Primary research strengths

Research activities of the Division of Biostatistics involve both independent and collaborative research which span a wide range of topics dealing with clinical, epidemiological, and genetic studies of a number of disorders of considerable public health importance, providing research opportunities at both theoretical and applied levels. Several research projects involve close interaction and collaboration with a number of research groups at the Medical Center. The present core research programs of the division deal with clinical trials, coordinating center activities, and genetic epidemiology of disease related complex traits.

The Clinical trials core research focuses on the development and implementation of research protocols for collaborative research both within the University and with collaborators across the country. The division actively contributes to all facets of the studies, including the design of the trials, sample size calculations, protocol development, database management, quality control, analysis of data, and manuscript preparation.

Coordinating Center (CC) activities for managing large multi-center studies have been a major focus of the Division since the late 1980’s. This role builds on the research experience established in both Clinical Trials and Genetic Epidemiology. Most of these projects work under a U01 or linked R01 mechanism, where the Coordinating Center (Division) works actively and closely with the Steering Committee (which includes all study center P.I.s and the NIH).
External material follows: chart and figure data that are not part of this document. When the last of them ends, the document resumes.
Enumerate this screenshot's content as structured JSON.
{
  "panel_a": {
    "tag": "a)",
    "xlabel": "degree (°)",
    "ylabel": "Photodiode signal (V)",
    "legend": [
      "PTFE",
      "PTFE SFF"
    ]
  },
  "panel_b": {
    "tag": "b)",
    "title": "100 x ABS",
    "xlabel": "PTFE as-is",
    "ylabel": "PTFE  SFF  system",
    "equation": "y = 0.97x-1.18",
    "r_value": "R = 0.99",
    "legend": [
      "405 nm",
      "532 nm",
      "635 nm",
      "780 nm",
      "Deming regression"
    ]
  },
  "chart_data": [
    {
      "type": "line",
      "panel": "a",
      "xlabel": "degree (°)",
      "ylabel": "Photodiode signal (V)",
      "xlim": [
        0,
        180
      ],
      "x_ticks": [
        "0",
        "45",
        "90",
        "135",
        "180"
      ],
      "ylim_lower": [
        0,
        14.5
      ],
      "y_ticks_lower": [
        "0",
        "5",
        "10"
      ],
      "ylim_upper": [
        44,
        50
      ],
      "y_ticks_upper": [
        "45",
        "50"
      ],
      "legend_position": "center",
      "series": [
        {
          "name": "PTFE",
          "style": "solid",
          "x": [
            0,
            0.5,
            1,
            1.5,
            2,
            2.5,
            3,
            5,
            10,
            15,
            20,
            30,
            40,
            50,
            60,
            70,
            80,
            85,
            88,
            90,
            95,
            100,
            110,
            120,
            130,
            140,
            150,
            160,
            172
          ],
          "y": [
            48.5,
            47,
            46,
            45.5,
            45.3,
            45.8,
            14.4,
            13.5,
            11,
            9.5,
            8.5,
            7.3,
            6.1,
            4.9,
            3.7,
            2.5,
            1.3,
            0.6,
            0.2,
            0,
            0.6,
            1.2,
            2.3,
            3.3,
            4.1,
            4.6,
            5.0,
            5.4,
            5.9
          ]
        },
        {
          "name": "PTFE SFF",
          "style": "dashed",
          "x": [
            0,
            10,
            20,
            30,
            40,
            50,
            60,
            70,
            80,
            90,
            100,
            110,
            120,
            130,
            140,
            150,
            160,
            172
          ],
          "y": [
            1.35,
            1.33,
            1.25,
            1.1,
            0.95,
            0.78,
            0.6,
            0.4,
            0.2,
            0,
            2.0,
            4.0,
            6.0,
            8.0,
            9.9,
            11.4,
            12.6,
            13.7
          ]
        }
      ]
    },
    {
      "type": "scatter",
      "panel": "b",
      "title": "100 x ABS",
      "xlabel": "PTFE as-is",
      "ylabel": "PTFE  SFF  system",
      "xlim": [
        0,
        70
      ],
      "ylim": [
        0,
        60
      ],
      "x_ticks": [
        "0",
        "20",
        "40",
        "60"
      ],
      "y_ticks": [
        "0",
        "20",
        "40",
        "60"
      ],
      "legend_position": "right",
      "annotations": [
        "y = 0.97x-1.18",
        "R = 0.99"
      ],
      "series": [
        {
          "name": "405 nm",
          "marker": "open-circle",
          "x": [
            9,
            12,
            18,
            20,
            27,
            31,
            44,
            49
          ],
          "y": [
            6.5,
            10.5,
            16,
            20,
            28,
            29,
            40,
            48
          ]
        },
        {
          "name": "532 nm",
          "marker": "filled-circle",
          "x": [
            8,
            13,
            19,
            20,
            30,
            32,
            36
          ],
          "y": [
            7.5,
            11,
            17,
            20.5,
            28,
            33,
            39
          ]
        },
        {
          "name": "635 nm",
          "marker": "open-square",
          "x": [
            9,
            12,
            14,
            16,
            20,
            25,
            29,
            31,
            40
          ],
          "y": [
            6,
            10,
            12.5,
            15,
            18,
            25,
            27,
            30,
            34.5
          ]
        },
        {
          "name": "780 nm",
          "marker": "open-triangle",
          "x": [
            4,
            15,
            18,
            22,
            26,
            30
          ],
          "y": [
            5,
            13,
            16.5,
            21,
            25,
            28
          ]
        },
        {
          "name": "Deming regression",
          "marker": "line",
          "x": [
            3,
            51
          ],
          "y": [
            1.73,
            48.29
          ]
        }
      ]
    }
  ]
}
The coordinating centers play a major role in all aspects of the studies, including the research protocol, development of the data entry and management system, quality control, tracking recruitment, data analysis and publications, and producing informative and timely reports for the Steering Committee and the Monitoring Board.

Genetic Epidemiology research, largely relating to cardiovascular disease, delves into a number of theoretical and applied problems, including: nature-nurture resolution and identification of the genetic basis of risk factors such as blood pressure and hypertension, obesity, insulin resistance, diabetes, metabolic syndrome; gene-gene interactions, gene-environment interactions including gene-age, gene-sex, gene-obesity interactions; preclinical expressions of atherosclerosis, measures of inflammation; and multivariate associations among multiple risk factors; and localizing, identifying the genes and delineating their etiologies for complex traits. Timely theoretical issues also are addressed, such as the development of new methods and models, especially as they relate to genome-wide scans, challenges of heterogeneity, and combining evidence across multiple studies(meta-analysis).